The effort to expand the Parent to Parent program statewide is among the greater accomplishments of this past legislative session. Thanks to Rep. Maureen Walsh, R-College Place, more children with developmental disabilities will get the support they need — and their parents will too.
Walsh was the primary sponsor of House Bill 2394, which was recently signed by Gov. Jay Inslee. The Parent to Parent program is offered through The ARC of the Tri-Cities and is also in the Walla Walla area, but there are eight counties in the state that don’t offer this important resource to families.
Now, thanks to this new legislation, all Washington families will have access to this successful partnering program. Its primary function is to connect parents of developmentally disabled children with other trained, experienced parents who have children with similar needs. That way, parents new to the program can get help finding resources for the children, as well as emotional support for themselves.
The bill also provides an additional $77,000 per year to the program, which is more than double its current budget. Locally, the additional money should help with training and a new outreach program to Spanish-speaking families.
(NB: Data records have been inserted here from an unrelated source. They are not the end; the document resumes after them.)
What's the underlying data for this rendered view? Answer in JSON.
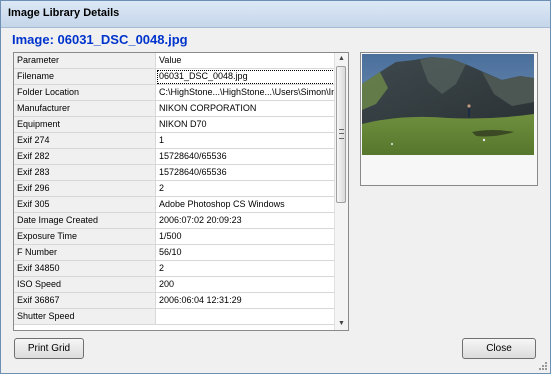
{
  "window": {
    "title": "Image Library Details"
  },
  "image_heading": "Image: 06031_DSC_0048.jpg",
  "grid": {
    "columns": [
      "Parameter",
      "Value"
    ],
    "rows": [
      {
        "param": "Filename",
        "value": "06031_DSC_0048.jpg"
      },
      {
        "param": "Folder Location",
        "value": "C:\\HighStone...\\HighStone...\\Users\\Simon\\In"
      },
      {
        "param": "Manufacturer",
        "value": "NIKON CORPORATION"
      },
      {
        "param": "Equipment",
        "value": "NIKON D70"
      },
      {
        "param": "Exif 274",
        "value": "1"
      },
      {
        "param": "Exif 282",
        "value": "15728640/65536"
      },
      {
        "param": "Exif 283",
        "value": "15728640/65536"
      },
      {
        "param": "Exif 296",
        "value": "2"
      },
      {
        "param": "Exif 305",
        "value": "Adobe Photoshop CS Windows"
      },
      {
        "param": "Date Image Created",
        "value": "2006:07:02 20:09:23"
      },
      {
        "param": "Exposure Time",
        "value": "1/500"
      },
      {
        "param": "F Number",
        "value": "56/10"
      },
      {
        "param": "Exif 34850",
        "value": "2"
      },
      {
        "param": "ISO Speed",
        "value": "200"
      },
      {
        "param": "Exif 36867",
        "value": "2006:06:04 12:31:29"
      },
      {
        "param": "Shutter Speed",
        "value": ""
      }
    ]
  },
  "buttons": {
    "print_grid": "Print Grid",
    "close": "Close"
  },
  "icons": {
    "scroll_up": "scroll-up-arrow-icon",
    "scroll_down": "scroll-down-arrow-icon",
    "resize_grip": "resize-grip-icon"
  },
  "colors": {
    "heading": "#0033cc",
    "title_bar": "#c5d6ea",
    "window_border": "#6d8fb3"
  }
}
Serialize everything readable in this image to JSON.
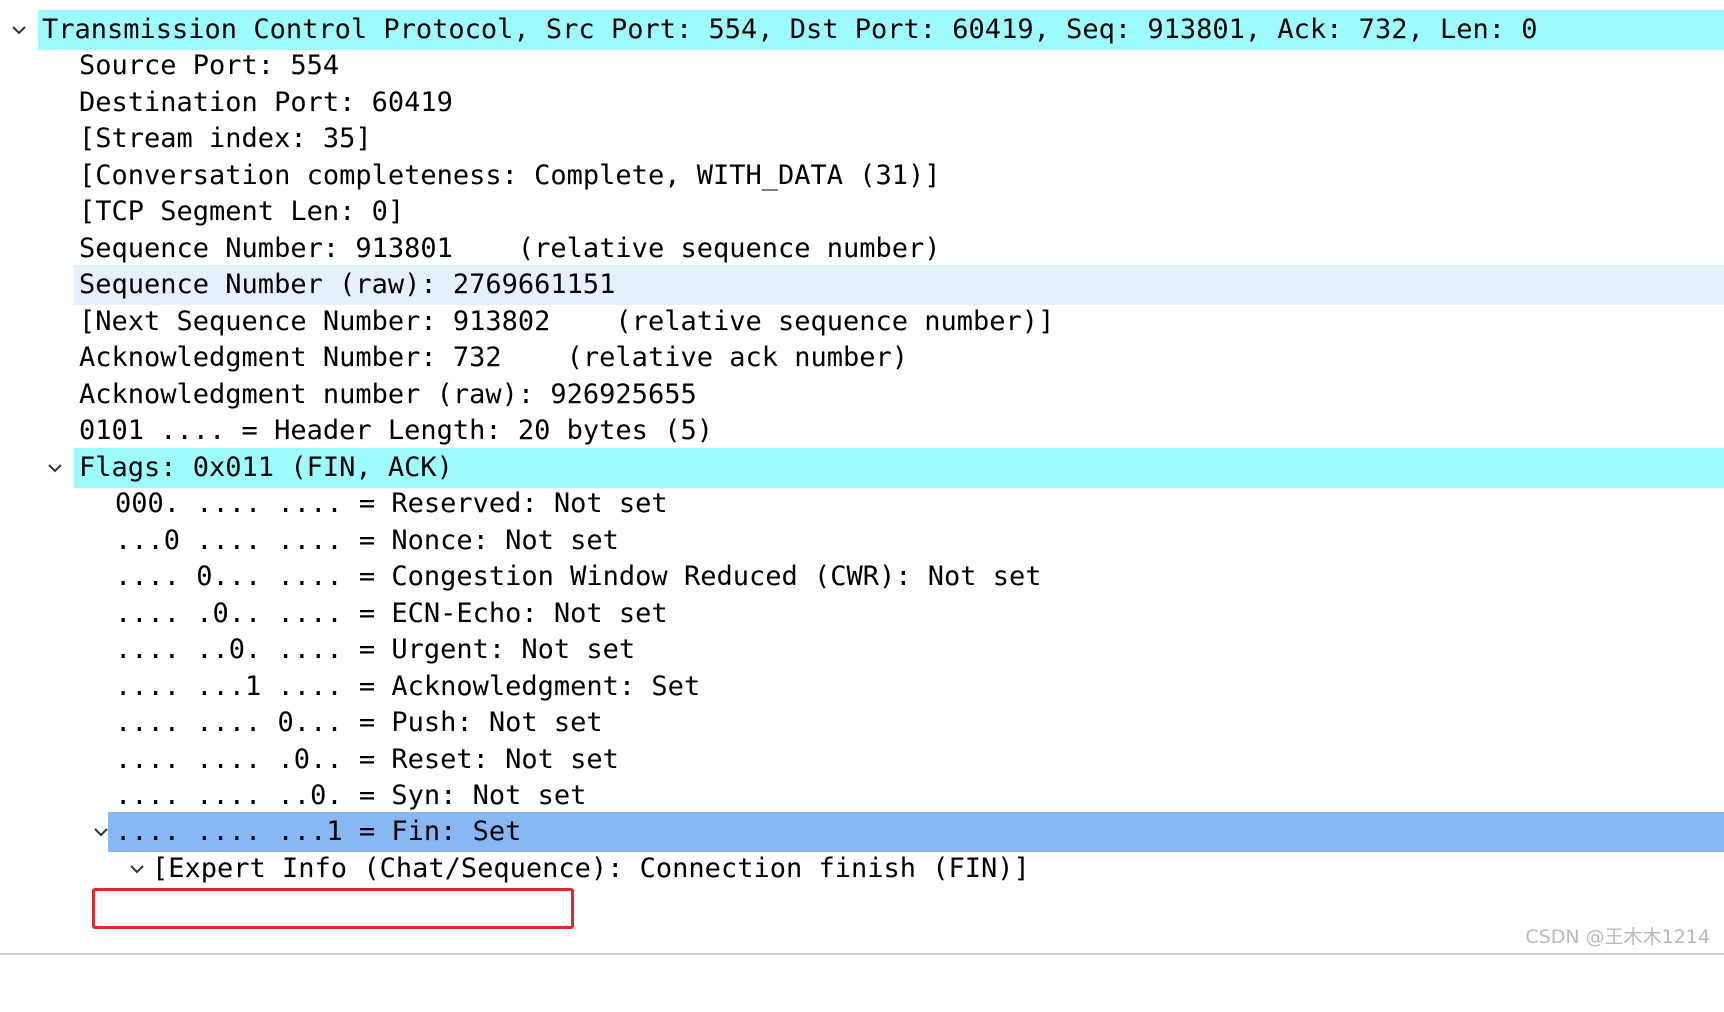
{
  "tcp_header": {
    "summary": "Transmission Control Protocol, Src Port: 554, Dst Port: 60419, Seq: 913801, Ack: 732, Len: 0",
    "fields": [
      "Source Port: 554",
      "Destination Port: 60419",
      "[Stream index: 35]",
      "[Conversation completeness: Complete, WITH_DATA (31)]",
      "[TCP Segment Len: 0]",
      "Sequence Number: 913801    (relative sequence number)",
      "Sequence Number (raw): 2769661151",
      "[Next Sequence Number: 913802    (relative sequence number)]",
      "Acknowledgment Number: 732    (relative ack number)",
      "Acknowledgment number (raw): 926925655",
      "0101 .... = Header Length: 20 bytes (5)"
    ],
    "flags": {
      "summary": "Flags: 0x011 (FIN, ACK)",
      "bits": [
        "000. .... .... = Reserved: Not set",
        "...0 .... .... = Nonce: Not set",
        ".... 0... .... = Congestion Window Reduced (CWR): Not set",
        ".... .0.. .... = ECN-Echo: Not set",
        ".... ..0. .... = Urgent: Not set",
        ".... ...1 .... = Acknowledgment: Set",
        ".... .... 0... = Push: Not set",
        ".... .... .0.. = Reset: Not set",
        ".... .... ..0. = Syn: Not set",
        ".... .... ...1 = Fin: Set"
      ],
      "expert_info": "[Expert Info (Chat/Sequence): Connection finish (FIN)]"
    }
  },
  "watermark": "CSDN @王木木1214",
  "colors": {
    "protocol_highlight": "#9cfbfd",
    "field_highlight": "#e4f1fd",
    "selected_row": "#88b8f4",
    "annotation_box": "#e8262a"
  }
}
More than 700 family members have received help from the Parent to Parent program in the Tri-Cities, and soon families all over the state will be able to benefit from it as well.
Finding out that a child has a developmental disability can be a stressful time for parents, but this program aims to alleviate this and help families feel less isolated. Walsh and the Legislature made a good call boosting this program’s budget.
Pay gap continues
The wage gap continues, with women nationwide earning 79 cents for every dollar a man makes. In Washington, the statistic is a bit worse, with women earning 77 cents on the dollar compared to men.
Those were the numbers touted earlier this week in honor of Equal Pay Day, which was Tuesday. That day marked 103 days into the year, and is reportedly how many extra days women have to work to finally catch up to their male colleagues.
Studies on why the wage gap is still so wide list a variety of reasons for the discrepancy. Some point to women taking more time off to raise families, others say more women tend to go into careers where salaries are lower, like education, and some studies note women are less likely to ask for as much money as men.
One glaring example of the pay divide, however, recently came from members of the U.S. Women’s National Soccer Team. They have accused the U.S. Soccer Federation of wage discrimination, pointing to a 2015 report that showed they are paid nearly four times less than their male counterparts on the U.S. men’s national team.
What is especially irksome is that the women have won three World Cup Championships. Richland’s own Hope Solo, one of the members who filed the complaint with the Equal Employment Opportunity Commission, said the men’s team gets “paid more just to show up than we get paid to win major championships.”
That’s not right, and the culture that allows it has to change.